ENVIRONMENTAL INFORMATION
FROM THE PALYNOLOGY OF BAT GUANO
L.J. MAHER, JR
Department
of Geology and Geophysics, University of Wisconsin, 1215 W. Dayton Street,
Madison, WI 53706 USA (maher@geology.wisc.edu)
Bat droppings accumulate in
caves, and the resultant guano contains a stratigraphic record of the
environment analogous to the record from lake sediment and peat. The bats
forage at night for insects over a particular area, and they return to the cave
during the day to sleep and care for their young. They attach themselves to
suitable perch areas of the cave ceiling, and their excrement accumulates on
the floor below. Flying requires a lot
of energy, and this requires the bats of temperate regions to consume large
numbers of night-flying insects. In some
situations the guano can reach a depth of meters in hundreds to thousands of
years, and it has a valuable chronostratigraphy. The bat scats occur as small
pellets that individually represent the non-digestible portion of the animal's
diet in the preceding day; hence the diet provides information about the time
of the year the feeding occurred. Bat
guano contains, among other things, insect fragments, hair, pollen, and some
mineral matter. Night-flying insects do
not normally visit flowers for the pollen; many species do not eat during the
flying phase of their life cycle, and those that do generally are nectar
feeders. Although the insects are not
after the pollen, they do fly through a pollen-laden environment, and the
pollen and dust adheres to their bodies.
The insects essentially act as living traps for airborne debris. The bats also are furry pollen traps; during
grooming they ingest pollen and dust enmeshed in their fur, and this also is
excreted. Study of the pollen in an
individual scat contains a record of the atmospheric pollen during a single day
in the past. Pollen from multiple scats
can provide a record of a season. This
kind of detail is hardly ever available from lake sediment.
Chemical
analysis of individual bat scats in a time series can provide a record of the
region's changing environment caused by agriculture, industry, volcanic dust,
and a host of other details that depend only on the cleverness of the
researcher. Careful carbon-14 analysis
can isolate times when bats did not use the cave, and that negative evidence
can also be used to interpret past conditions.

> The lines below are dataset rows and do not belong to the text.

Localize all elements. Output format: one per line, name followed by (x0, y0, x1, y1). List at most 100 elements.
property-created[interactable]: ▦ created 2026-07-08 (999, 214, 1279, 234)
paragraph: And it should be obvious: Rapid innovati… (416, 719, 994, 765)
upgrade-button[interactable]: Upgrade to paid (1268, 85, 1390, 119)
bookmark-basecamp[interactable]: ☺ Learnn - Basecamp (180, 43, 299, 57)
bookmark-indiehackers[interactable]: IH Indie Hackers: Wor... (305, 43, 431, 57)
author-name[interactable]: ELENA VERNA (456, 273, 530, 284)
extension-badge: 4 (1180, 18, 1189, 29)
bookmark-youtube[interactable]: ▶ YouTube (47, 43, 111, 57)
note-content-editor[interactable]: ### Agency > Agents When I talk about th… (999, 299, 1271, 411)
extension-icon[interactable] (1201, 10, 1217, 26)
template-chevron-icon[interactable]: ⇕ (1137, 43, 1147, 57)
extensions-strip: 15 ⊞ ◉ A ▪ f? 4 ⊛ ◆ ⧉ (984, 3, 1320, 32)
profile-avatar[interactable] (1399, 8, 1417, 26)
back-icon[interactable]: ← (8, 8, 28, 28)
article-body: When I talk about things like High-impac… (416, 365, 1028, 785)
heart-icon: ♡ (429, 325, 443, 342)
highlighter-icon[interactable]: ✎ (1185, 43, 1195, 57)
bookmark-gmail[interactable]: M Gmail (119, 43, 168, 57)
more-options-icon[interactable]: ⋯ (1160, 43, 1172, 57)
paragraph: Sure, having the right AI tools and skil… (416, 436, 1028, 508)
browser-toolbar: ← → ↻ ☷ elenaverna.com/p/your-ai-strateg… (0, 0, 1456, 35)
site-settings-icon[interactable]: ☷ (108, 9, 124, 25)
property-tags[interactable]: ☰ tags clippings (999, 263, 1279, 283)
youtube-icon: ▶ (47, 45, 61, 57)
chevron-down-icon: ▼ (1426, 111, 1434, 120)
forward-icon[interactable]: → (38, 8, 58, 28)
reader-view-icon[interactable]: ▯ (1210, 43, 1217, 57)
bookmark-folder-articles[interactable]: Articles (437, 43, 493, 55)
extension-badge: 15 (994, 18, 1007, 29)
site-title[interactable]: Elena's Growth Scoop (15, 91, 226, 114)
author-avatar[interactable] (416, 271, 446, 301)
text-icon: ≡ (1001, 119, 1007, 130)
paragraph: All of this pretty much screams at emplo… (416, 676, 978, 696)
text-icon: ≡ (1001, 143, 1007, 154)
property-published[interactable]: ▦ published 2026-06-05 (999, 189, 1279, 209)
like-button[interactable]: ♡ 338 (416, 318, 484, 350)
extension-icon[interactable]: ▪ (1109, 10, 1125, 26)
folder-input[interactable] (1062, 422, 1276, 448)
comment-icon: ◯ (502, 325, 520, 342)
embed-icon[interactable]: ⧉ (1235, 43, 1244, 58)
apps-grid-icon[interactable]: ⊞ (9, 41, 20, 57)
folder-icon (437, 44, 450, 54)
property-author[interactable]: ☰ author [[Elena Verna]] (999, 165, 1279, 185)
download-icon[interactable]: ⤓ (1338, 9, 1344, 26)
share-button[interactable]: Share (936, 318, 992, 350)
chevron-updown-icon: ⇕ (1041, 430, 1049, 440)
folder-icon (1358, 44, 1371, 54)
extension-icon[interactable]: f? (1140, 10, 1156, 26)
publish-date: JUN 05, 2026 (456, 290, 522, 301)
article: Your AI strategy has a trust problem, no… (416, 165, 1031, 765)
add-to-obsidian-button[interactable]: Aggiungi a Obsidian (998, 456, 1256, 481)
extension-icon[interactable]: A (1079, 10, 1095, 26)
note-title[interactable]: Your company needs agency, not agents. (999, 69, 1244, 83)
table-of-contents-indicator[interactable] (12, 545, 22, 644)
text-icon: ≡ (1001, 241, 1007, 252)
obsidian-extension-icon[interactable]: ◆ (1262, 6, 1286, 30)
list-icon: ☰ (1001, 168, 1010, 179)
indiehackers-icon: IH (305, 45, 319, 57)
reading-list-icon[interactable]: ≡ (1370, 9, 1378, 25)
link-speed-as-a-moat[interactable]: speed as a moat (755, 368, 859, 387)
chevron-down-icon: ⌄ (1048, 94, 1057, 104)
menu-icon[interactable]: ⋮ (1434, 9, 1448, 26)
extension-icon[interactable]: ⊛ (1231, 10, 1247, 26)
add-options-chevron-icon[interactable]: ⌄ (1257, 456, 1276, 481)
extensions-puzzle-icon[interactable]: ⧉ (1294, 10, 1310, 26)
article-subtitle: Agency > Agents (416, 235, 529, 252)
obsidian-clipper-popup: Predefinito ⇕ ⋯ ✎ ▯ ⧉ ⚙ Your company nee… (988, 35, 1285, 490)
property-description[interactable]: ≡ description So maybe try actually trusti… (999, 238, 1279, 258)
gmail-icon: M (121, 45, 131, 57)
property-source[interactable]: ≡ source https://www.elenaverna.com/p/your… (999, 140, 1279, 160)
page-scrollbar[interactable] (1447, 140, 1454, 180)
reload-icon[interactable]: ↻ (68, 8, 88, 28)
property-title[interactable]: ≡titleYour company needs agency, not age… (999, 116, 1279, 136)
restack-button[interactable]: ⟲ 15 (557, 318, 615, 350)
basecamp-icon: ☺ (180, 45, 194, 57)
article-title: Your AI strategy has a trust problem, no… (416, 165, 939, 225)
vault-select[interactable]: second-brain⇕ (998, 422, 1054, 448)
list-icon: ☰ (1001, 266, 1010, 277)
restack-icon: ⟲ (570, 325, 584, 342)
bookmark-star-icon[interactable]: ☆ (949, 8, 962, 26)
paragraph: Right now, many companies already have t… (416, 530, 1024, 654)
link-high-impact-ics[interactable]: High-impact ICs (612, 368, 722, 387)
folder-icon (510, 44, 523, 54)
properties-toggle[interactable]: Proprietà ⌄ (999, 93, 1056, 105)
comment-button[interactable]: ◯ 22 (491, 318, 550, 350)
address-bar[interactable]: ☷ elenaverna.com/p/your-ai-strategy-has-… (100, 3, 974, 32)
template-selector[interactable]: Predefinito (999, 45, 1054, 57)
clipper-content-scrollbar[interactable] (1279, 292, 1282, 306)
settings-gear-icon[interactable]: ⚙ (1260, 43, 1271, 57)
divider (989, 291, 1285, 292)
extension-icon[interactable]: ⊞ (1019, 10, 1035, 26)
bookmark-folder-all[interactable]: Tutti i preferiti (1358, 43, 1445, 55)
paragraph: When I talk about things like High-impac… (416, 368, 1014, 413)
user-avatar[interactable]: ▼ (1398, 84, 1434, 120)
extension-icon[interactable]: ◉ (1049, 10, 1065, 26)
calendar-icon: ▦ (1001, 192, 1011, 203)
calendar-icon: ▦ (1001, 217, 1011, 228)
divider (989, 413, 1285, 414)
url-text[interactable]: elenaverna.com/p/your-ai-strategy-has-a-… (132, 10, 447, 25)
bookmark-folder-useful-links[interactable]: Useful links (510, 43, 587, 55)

If the types of insect in the guano change over time, that may also
provide evidence of changing climate.
Tom Aley, owner of the Ozark Underground Laboratory,
Protem, Missouri, USA, allowed me to collect guano samples for an exploratory
study. Tumbling Creek Cave contains a
maternal colony of the Grey Bat (Myotis grisescens) that occupies
the cave for a short time each year.
Scats collected from the base of a 75-cm thick cone of guano yielded an
AMS 14C date of 2810 ± 40 (CAMS 85667). The fecal material has a
crumbly structure below the surface; it was of mahogany color (7.5 YR 2/1 to
3/2) and had no noticeable odor. The
feces contained many insect fragments, hair, and a wide assortment of pollen
and spores. Guano can be processed
like normal sediment, but simple washing in a weak detergent solution followed
by acetolysis appears adequate. Normal sediment coring devices compress the
guano; this can be avoided by using a modified "Russian" peat sampler
or by freezing the guano to a dry-ice-cooled probe.